3. Fully utilize campus resources
There are tons of resources available to students on campus. Often, these resources are either free or rolled into your total tuition cost. Once you are “on your own,” you may need to front the cost of comparable resources, so use them while they are still free and readily available! For example, your college gym can help you reach your fitness goals and expand your fitness knowledge—something you’d pay a pretty penny for in the real world. Likewise, mental health services, a student health center, or entertainment on campus are all opportunities to take advantage of as well.
In addition, your career services office can provide assistance and tools to help you succeed in your job or graduate program search. Through career services, you can make connections in your dream field, create your first resume, and plan for post graduation life. Also, be sure to schedule a mock interview—your career counselor can provide feedback on your performance to help you master an interview. These resources, like a professional resume consultant or career coach, would cost hundreds of dollars in the real world.

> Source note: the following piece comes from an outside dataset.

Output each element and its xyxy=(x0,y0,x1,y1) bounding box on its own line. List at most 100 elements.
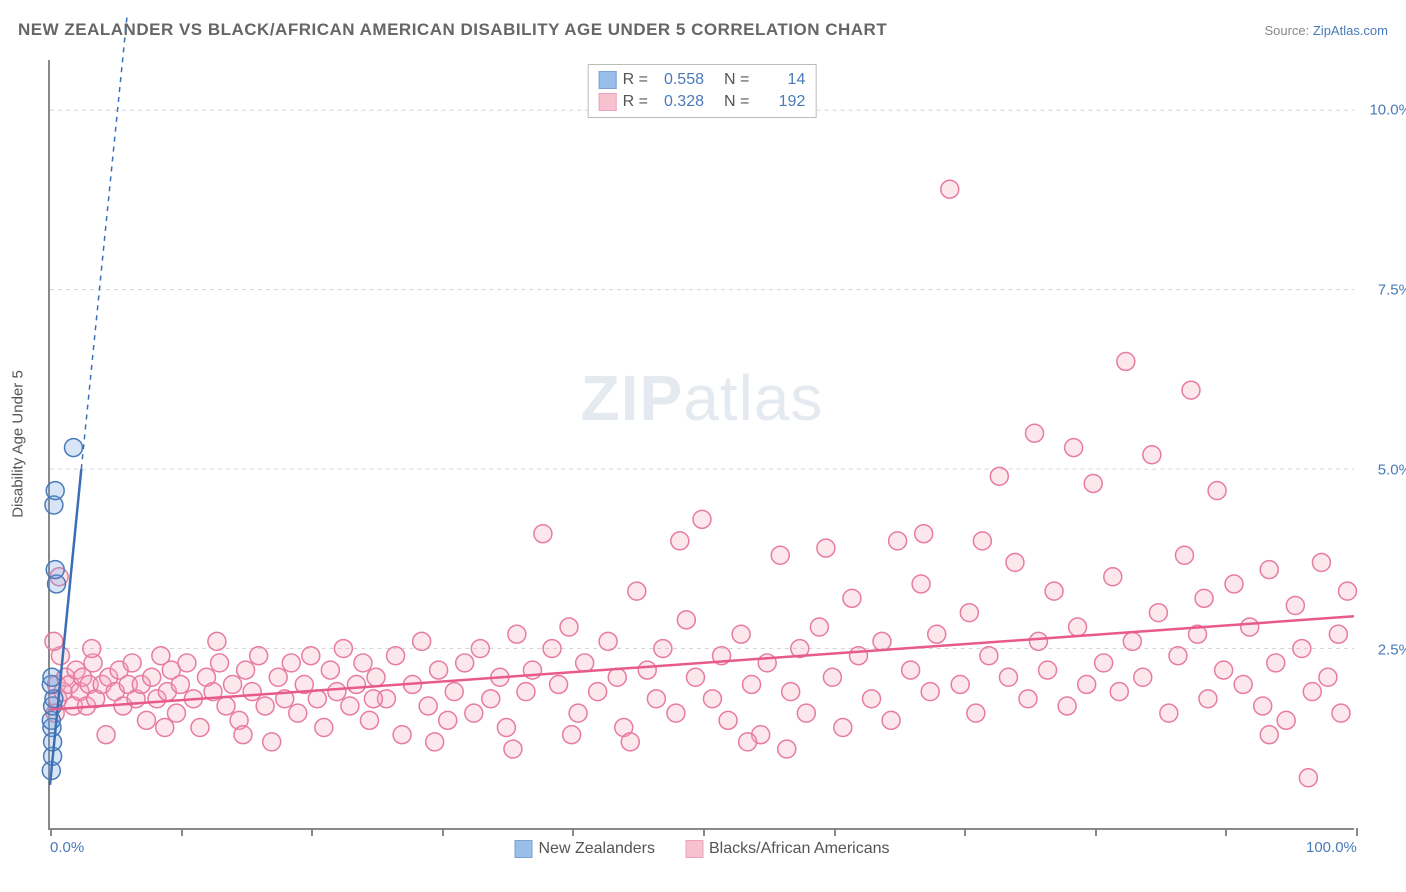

4. Give back to your university
Make this year the year that you make a difference on campus. After everything your college has given you, it’s important that you give back to your college as well. Four years may seem like a short time to leave a legacy, but there are several ways that you can ensure you change your college for the good before you leave.
You could implement a new program in your student organization, or raise money for a scholarship fund for students from your hometown. Maybe you mentor a freshman, helping him or her through the first year of college, or you assist a professor with a research study. These are all ways to have an indelible effect on your college for years to come.
With these senior year college resolutions, you are making a commitment to make the most of your last year of college. Your senior year is a time to gain experience and prepare for your future in the workforce—utilizing campus resources, seeking internship opportunities, and reflecting on your best academic habits can ensure you have the tools needed for future success.